The origins of Saturn’s rings, its unusual tilt and the strange tie between the planet and Neptune have been mysteries for years. They could all be solved by the destruction of a moon

By Leah Crane

15 September 2022

Planet Saturn in deep space with major moons according to scale (Elements of planet texture for 3d render furnished by NASA

How did Saturn get its rings and tilt?

Shutterstock/Johan Swanepoel

Saturn may have got both its tilt and its rings from a moon that got ripped apart. Simulations using data from the Cassini spacecraft shows that an additional moon between Titan and Iapetus, destroyed between 100 million and 200 million years ago, could explain both of these long-standing mysteries.

Saturn’s axis is tilted by about 27 degrees with respect to the plane of its orbit, and that tilt slowly changes over time in a phenomenon called precession, like a spinning top wobbling on a table. The rate of this precession is almost exactly the same as the rate of precession of Neptune’s orbit, so astronomers thought the two could be coupled together, called a resonance. If that is the case, it would be possible that the movement of Titan – Saturn’s biggest moon – in combination with the resonance, could have dragged Saturn onto its side.

However, when Jack Wisdom at the Massachusetts Institute of Technology and his colleagues examined the data from Cassini, they found Saturn was just barely outside this resonance, possibly indicating that it was relatively recently pushed out of it. They also found that had it previously been in the resonance, based on Titan’s current movement it would have a tilt of about 36 degrees by now.

They claim that both of these findings can by explained by an extra moon that once orbited the planet and then got destroyed or thrown out of the system, violently pushing Saturn out of resonance and pushing it back towards upright. “When you have an event like that, the whole system would have shaken and tilted Saturn back up,” says Maryame El Moutamid at Cornell University in New York, who was not involved in this work.

If the extra moon was destroyed, the debris left behind could have later become Saturn’s rings, leading the researchers to name this wrecked moon Chrysalis after the form a caterpillar takes as it transforms into a butterfly. “The butterfly is long dormant in this chrysalis phase and then it unveils itself and flaps its wings,” says Wisdom. “Similarly, this was just a small moon made of ice and then the rings suddenly emerged when it was ripped apart.”

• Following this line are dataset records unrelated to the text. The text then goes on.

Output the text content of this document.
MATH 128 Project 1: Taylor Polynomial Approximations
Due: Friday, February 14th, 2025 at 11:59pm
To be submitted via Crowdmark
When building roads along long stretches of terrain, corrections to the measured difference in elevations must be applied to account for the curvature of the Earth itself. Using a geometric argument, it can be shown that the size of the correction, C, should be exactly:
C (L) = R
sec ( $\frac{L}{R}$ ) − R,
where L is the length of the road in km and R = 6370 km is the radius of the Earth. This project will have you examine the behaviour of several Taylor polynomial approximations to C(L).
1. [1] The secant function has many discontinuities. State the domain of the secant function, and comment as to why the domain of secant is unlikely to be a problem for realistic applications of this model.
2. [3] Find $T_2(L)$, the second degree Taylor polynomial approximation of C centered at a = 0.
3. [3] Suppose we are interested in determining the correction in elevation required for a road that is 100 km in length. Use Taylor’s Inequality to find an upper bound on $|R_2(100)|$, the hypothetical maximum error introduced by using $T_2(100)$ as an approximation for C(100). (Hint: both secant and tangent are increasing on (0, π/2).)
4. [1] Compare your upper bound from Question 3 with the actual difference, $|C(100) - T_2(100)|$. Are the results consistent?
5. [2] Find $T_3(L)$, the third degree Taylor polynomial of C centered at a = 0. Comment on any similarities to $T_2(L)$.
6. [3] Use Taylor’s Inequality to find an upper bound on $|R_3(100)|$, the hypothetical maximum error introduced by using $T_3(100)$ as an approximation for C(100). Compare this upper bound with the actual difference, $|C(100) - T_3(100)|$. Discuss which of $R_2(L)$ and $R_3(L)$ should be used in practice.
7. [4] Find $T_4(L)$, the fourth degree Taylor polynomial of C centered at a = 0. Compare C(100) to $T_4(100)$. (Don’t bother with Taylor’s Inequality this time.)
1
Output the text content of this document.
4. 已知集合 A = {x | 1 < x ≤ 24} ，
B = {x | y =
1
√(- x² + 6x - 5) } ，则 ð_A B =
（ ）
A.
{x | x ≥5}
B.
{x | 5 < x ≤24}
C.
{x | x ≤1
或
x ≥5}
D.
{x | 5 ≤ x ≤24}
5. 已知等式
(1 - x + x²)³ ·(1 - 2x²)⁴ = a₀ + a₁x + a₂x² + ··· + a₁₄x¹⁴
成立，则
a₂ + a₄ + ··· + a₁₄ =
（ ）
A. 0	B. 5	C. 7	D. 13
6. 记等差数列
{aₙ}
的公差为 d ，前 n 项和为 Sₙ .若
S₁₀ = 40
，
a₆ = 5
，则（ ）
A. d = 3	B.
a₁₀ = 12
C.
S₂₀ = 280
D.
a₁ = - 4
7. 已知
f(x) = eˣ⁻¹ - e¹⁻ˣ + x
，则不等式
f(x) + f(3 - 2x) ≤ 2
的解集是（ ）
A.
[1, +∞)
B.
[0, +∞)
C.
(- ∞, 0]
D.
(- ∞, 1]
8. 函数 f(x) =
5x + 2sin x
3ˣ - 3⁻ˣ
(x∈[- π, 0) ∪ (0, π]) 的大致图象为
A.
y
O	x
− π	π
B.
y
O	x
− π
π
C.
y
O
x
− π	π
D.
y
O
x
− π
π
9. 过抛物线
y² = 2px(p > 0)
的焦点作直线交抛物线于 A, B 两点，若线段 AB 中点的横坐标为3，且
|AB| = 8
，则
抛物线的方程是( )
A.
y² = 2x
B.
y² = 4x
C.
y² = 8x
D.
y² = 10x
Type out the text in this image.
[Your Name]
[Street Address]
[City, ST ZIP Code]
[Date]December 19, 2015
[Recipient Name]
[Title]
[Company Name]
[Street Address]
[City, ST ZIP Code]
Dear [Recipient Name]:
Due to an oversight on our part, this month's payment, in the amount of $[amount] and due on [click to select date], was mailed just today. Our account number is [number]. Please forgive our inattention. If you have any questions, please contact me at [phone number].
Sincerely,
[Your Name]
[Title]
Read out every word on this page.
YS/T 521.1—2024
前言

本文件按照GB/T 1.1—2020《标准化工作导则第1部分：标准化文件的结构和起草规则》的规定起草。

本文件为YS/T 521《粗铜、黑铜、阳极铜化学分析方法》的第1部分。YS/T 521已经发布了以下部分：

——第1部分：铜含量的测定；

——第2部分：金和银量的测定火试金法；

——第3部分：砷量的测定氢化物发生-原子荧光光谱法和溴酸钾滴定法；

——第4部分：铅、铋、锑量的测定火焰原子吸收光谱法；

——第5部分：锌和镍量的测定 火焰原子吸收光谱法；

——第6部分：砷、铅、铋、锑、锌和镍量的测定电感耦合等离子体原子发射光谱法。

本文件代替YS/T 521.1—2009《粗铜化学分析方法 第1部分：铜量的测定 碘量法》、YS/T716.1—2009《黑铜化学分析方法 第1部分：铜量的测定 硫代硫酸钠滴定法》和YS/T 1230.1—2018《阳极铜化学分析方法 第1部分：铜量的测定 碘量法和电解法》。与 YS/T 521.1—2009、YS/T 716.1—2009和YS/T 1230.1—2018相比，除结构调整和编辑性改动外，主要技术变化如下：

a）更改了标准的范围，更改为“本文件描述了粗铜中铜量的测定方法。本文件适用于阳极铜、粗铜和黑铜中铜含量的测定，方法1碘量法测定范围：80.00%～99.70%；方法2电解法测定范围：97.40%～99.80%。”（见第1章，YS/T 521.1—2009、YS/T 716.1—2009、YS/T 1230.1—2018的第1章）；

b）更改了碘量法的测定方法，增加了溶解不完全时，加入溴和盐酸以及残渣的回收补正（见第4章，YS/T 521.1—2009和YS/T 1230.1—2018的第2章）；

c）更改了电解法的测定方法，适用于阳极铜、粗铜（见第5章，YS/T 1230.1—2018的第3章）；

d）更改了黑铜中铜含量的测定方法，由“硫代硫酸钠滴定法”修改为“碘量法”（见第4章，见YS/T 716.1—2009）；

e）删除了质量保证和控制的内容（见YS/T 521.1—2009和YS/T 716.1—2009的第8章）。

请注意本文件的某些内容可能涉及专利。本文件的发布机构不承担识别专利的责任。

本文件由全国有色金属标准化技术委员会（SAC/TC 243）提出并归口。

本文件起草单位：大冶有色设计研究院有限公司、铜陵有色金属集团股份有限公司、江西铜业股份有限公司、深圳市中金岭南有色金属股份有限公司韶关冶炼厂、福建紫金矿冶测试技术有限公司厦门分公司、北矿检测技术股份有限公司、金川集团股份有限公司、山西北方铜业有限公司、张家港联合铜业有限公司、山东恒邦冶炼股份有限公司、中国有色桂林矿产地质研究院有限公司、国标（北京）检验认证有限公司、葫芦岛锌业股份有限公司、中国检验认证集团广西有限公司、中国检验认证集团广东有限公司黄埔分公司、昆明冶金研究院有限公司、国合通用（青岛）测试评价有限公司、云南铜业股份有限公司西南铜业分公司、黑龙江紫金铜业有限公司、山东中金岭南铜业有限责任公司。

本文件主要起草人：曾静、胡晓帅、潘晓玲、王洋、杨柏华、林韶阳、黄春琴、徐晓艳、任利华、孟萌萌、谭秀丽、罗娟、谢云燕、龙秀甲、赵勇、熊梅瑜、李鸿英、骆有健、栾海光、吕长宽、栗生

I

If this event happened between 100 million and 200 million years ago, it would explain Saturn’s current tilt, its proximity to the resonance with Neptune and the origin of Saturn’s rings, all in one fell swoop. When the researchers performed 390 simulations of the Saturn system including Chrysalis, 17 of them approximately matched the system we see now, rings and all.

As elegant as this solution seems, it will be difficult to prove, says El Moutamid. “It is hard to validate one unlikely event, and here there are two unlikely events that had to happen at the same time,” she says. “But the physics is not wrong – the simulations show a small likelihood, but it’s not negligible.” It might take another spacecraft, orbiting extremely close to Saturn so it can take detailed observations, to know for sure whether Chrysalis did exist.